Канат испытывали на прочность. Двадцать лапифок с одной стороны и двадцать – с другой в течение часа, ухватившись за канат, пытались перетянуть друг друга. Испытание скоро превратилось в игру и возобновилось на следующий день, уже в другом составе команд. Владимир не мешал им. Поляна, на которой происходили состязания, то и дело оглашалась взрывами смеха. Как ни странно, лапифам не были известны спортивные игры. Заметив это, Владимир, чтобы скрасить вынужденное пребывание в долине, устроил им состязания в беге, по прыжкам в длину и высоту. Встретили это новшество с недоумением, но потом увлеклись им.

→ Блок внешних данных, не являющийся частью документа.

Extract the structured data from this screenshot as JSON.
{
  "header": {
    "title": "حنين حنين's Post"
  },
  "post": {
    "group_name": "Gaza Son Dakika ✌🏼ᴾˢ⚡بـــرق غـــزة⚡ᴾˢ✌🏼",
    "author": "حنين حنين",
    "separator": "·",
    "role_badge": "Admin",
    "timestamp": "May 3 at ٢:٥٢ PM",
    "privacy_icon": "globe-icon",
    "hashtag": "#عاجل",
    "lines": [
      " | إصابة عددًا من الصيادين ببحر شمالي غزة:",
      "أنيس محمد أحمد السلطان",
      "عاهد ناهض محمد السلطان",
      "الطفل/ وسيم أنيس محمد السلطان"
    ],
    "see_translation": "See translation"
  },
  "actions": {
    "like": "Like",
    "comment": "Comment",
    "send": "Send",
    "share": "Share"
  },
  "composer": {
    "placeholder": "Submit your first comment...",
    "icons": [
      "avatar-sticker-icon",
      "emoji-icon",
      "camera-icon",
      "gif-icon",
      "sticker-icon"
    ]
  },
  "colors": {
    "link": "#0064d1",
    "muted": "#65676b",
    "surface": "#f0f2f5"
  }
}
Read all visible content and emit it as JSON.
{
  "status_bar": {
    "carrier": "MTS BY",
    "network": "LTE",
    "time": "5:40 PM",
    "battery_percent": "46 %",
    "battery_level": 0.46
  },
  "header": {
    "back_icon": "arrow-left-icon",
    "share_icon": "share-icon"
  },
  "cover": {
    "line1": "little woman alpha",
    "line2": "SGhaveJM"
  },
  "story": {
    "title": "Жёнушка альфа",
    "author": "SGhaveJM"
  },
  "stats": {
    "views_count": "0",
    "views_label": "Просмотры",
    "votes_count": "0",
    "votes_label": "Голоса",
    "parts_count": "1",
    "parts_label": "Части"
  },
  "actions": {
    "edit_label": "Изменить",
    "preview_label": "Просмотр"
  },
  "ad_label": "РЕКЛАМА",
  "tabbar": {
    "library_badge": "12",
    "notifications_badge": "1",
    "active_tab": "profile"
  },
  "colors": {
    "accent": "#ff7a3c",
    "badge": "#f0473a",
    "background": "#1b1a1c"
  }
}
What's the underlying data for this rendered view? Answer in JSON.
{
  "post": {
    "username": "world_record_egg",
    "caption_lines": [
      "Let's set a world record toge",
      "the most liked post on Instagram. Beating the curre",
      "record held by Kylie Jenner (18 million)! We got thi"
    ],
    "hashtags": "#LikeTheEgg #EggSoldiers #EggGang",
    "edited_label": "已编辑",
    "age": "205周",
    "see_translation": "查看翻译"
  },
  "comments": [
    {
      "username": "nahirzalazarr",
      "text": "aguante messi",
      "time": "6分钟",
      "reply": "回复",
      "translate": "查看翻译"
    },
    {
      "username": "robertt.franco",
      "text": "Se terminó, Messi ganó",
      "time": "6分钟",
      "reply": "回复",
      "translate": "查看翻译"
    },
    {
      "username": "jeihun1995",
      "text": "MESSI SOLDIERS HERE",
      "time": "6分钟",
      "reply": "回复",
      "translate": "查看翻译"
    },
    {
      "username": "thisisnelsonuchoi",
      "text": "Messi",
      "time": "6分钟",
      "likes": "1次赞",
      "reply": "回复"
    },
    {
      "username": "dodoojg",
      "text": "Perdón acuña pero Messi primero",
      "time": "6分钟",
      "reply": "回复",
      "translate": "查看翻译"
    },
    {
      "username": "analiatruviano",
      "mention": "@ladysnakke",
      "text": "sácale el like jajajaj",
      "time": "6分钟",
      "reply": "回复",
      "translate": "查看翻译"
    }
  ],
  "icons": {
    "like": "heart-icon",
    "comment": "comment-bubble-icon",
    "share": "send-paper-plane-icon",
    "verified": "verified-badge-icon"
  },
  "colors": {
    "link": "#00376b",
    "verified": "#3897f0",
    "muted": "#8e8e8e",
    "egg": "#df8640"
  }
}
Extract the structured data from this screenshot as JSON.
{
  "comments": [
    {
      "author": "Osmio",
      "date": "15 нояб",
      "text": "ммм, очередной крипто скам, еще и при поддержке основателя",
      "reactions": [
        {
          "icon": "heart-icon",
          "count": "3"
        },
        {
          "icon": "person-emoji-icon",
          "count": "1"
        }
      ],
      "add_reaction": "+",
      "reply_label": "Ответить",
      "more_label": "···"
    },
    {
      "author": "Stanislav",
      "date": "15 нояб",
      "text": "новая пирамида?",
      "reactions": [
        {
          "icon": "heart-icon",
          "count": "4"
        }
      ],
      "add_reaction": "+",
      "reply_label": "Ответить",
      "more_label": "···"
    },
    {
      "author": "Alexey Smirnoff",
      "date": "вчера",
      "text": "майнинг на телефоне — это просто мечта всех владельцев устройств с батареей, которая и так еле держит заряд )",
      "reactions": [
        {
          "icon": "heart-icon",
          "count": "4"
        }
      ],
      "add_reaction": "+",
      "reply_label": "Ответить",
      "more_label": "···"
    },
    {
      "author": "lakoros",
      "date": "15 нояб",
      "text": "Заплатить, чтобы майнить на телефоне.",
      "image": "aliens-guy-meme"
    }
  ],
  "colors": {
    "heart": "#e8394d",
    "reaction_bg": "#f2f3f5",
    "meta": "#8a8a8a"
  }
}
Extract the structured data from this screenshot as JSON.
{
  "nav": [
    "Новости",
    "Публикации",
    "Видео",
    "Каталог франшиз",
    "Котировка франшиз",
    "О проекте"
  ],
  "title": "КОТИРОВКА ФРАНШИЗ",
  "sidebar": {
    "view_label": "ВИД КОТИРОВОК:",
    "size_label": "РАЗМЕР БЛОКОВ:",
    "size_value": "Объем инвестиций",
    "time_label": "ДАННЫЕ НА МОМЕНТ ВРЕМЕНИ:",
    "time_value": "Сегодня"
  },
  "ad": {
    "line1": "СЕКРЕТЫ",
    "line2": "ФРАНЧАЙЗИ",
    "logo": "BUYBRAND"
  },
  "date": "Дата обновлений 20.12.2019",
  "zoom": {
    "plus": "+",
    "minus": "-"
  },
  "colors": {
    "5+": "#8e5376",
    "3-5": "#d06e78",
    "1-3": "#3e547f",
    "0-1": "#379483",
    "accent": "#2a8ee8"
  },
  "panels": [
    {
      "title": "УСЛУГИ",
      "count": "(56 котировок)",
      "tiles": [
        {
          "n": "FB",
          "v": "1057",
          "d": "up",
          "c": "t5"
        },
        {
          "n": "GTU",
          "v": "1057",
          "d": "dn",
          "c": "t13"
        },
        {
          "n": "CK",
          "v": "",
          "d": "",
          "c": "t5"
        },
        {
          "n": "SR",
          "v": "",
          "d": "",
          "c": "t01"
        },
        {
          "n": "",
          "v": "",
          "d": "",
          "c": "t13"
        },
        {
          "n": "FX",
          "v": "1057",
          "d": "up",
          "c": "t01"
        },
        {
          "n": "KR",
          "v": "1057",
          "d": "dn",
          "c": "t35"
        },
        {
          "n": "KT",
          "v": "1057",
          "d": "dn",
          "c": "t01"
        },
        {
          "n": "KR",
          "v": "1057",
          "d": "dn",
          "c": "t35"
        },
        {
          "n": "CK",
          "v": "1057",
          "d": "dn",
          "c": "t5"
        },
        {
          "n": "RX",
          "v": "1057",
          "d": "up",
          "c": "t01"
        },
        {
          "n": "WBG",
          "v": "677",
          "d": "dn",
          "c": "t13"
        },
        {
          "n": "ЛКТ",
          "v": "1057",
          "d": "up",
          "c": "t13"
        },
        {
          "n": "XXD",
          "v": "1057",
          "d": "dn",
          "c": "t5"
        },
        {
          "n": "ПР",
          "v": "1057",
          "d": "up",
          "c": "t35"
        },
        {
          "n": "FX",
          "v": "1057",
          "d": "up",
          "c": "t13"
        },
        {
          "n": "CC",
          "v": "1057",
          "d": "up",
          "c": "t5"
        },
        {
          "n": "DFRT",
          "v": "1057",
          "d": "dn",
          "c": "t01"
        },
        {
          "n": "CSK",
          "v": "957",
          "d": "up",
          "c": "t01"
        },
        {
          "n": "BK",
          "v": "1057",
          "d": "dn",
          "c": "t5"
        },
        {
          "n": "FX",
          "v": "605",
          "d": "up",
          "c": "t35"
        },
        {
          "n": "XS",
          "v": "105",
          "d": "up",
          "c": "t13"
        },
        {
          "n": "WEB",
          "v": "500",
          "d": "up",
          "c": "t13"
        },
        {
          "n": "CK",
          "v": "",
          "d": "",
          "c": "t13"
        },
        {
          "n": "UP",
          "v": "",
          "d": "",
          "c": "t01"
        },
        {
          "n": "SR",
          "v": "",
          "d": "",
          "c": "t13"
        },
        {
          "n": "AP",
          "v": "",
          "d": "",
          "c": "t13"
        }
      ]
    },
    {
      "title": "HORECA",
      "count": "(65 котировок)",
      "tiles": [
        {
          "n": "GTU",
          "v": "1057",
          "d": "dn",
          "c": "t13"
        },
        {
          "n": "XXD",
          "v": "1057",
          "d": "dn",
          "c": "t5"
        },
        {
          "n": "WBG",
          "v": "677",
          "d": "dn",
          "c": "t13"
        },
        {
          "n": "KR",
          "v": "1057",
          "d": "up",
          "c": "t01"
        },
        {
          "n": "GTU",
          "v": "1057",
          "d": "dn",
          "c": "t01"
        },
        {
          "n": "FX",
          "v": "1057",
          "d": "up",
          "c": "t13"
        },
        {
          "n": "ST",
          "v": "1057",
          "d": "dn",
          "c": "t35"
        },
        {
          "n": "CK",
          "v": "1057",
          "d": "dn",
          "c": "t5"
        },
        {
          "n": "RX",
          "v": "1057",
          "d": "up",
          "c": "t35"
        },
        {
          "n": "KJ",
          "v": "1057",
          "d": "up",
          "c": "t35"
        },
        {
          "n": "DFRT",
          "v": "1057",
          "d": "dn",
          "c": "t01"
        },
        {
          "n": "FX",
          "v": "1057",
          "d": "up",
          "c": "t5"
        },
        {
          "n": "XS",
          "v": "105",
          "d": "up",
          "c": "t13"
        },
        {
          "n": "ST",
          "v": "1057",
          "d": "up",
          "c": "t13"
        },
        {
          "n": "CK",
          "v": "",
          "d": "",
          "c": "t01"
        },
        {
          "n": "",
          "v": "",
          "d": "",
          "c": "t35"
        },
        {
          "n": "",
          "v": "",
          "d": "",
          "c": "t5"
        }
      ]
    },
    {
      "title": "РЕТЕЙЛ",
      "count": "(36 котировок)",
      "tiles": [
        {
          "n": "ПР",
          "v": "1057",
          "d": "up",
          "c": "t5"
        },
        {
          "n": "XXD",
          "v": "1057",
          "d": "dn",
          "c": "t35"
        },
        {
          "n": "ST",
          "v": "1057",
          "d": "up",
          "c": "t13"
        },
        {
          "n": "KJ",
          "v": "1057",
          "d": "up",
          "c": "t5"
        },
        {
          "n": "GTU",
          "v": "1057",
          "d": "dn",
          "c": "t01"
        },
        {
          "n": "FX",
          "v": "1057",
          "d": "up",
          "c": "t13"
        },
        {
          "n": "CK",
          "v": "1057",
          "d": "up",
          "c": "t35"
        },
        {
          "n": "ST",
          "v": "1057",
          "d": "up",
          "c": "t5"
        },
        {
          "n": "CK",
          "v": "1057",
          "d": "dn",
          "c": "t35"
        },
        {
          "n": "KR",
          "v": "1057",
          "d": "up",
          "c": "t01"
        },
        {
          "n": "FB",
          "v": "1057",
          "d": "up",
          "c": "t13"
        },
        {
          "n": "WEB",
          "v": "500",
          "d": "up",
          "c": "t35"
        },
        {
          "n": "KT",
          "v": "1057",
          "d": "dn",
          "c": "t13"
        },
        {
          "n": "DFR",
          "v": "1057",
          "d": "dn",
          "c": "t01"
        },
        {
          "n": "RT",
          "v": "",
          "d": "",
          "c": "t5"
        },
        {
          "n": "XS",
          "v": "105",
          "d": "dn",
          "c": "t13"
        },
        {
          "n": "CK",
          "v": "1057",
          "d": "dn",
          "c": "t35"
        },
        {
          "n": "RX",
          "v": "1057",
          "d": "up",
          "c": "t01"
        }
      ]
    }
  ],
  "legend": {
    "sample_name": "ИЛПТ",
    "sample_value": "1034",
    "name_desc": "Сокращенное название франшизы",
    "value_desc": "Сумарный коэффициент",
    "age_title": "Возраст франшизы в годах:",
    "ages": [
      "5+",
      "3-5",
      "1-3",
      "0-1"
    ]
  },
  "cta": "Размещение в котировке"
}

В состязаниях принимали участие все, кроме Ореады. Поняв, что у неё будет ребёнок. Ореада тут же распространила эту весть среди своих подруг, что привело их в крайнее возбуждение. Игорю и Владимиру было официально присвоено звание богов.
– Теперь никто не настаивает на большой жертве, – сообщила Ореада Владимиру. – Бог, – добавила она, – волен поступать так, как ему заблагорассудится, и не следовать обычаю, если они ему не нравятся. Теперь твои обычаи – наши обычаи, так как мы уже принадлежим к племени бога, – закончила она торжественно.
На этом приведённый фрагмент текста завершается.